One of the most notorious of these malwares, is Mirai, an apparently hacker generated software worm that roams the web searching for IoT devices to infect. Devices from particular subassembly manufacturers appeared to be particularly vulnerable. The number of vulnerable items is already in the millions at least.

In the recent past, we should keep in mind the preproduction model hack of a Fiat – Chrysler self driving car; a breach uncovered and reportedly corrected before the mischief became impactful.

Problems Introduced By Scale

Remember, the IoT industry for both hardware and software is not only global but consists of many subassemblies, including different operating system releases and stacks.

The standard solution to a virus, or malware is, fix the code, and the standard way to fix the code is an update.

This standard solution is not just highly impractical for a vast consumer market of billions of devices, most which will have an average cost of probably under 10 dollars – remember there may be 50 billion of them.

You and I will not update our web cam, refrigerator, light bulb/LED – maybe our car once a year – much less other appliances. This gross impracticality of the standard solution is an example of a dream, IoT, seriously diverging from reality.

The mass market is a heterogeneous mix of yesterday and today, characteristics and expectations.

Security, Not An Easy Or Uniform Fix

While security is now beginning to get more attention in the IoT landscape, there are boundary conditions. Low cost seldom leads to rigorous security solutions. This implies that the IoT markets approach will become highly segmented with some areas such as industrial applications receiving robust sustainable security approaches and others much, much less so. Where does that leave the self-driving car/truck?

These reflections, on IoT and security, may be part of a larger set of issues. It is often a good economic strategy to use an infrastructure platform to it fullest extent, both in volume of activity and specific performance characteristics. However, this good economic strategy does not mean that round pegs fit in square holes. It has it limits.

Our Take

Reviewing the way we arrived at this security crisis in IoT caused us to look at IoT and the “Internet”

The Internet was conceived as a network of human minds and their tools. It began in the U.S. as Arpanet, a network linking leading academic centers’, public and private, neural networks.

Berners-Lee in his dialogues speaks of the Internet as linking minds.

The Internet and its domain, URL, structure, of today was a person-purposed architecture.

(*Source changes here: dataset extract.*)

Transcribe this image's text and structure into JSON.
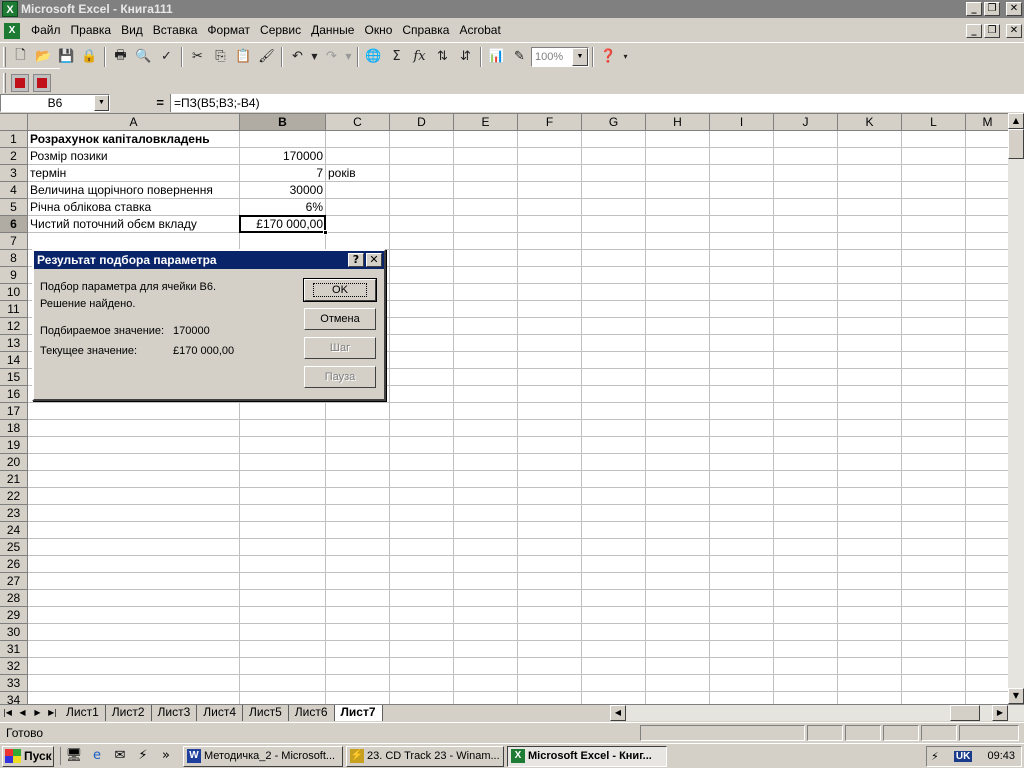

If the need is for machine to machine, which is what the IoT is predominately, we may be reaching the round peg square hole threshold.

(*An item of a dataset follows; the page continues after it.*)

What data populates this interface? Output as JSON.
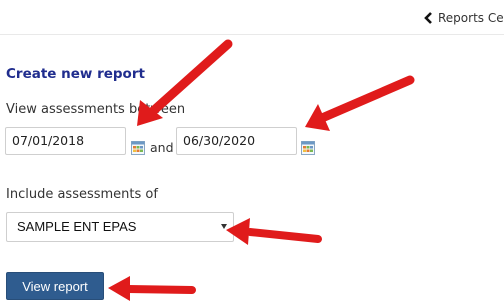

At this point we need to determine what M2M should have as a global network architecture, what standards and the best transition plan from today. Clearly the security issue needs to be fundamentally addressed in way that a mass sustaining market is possible; new M2M standards need to be developed incorporating the mobile cloud computing evolution, if the current industry enthusiasm for numerous new industry forums is an indication.

The likely next step for the IoT hype is a rapid maturation to the global IP networks of tomorrow which very likely will be more heterogeneous rather than homogeneous and with centricities separating Man and Machine for the foreseeable future.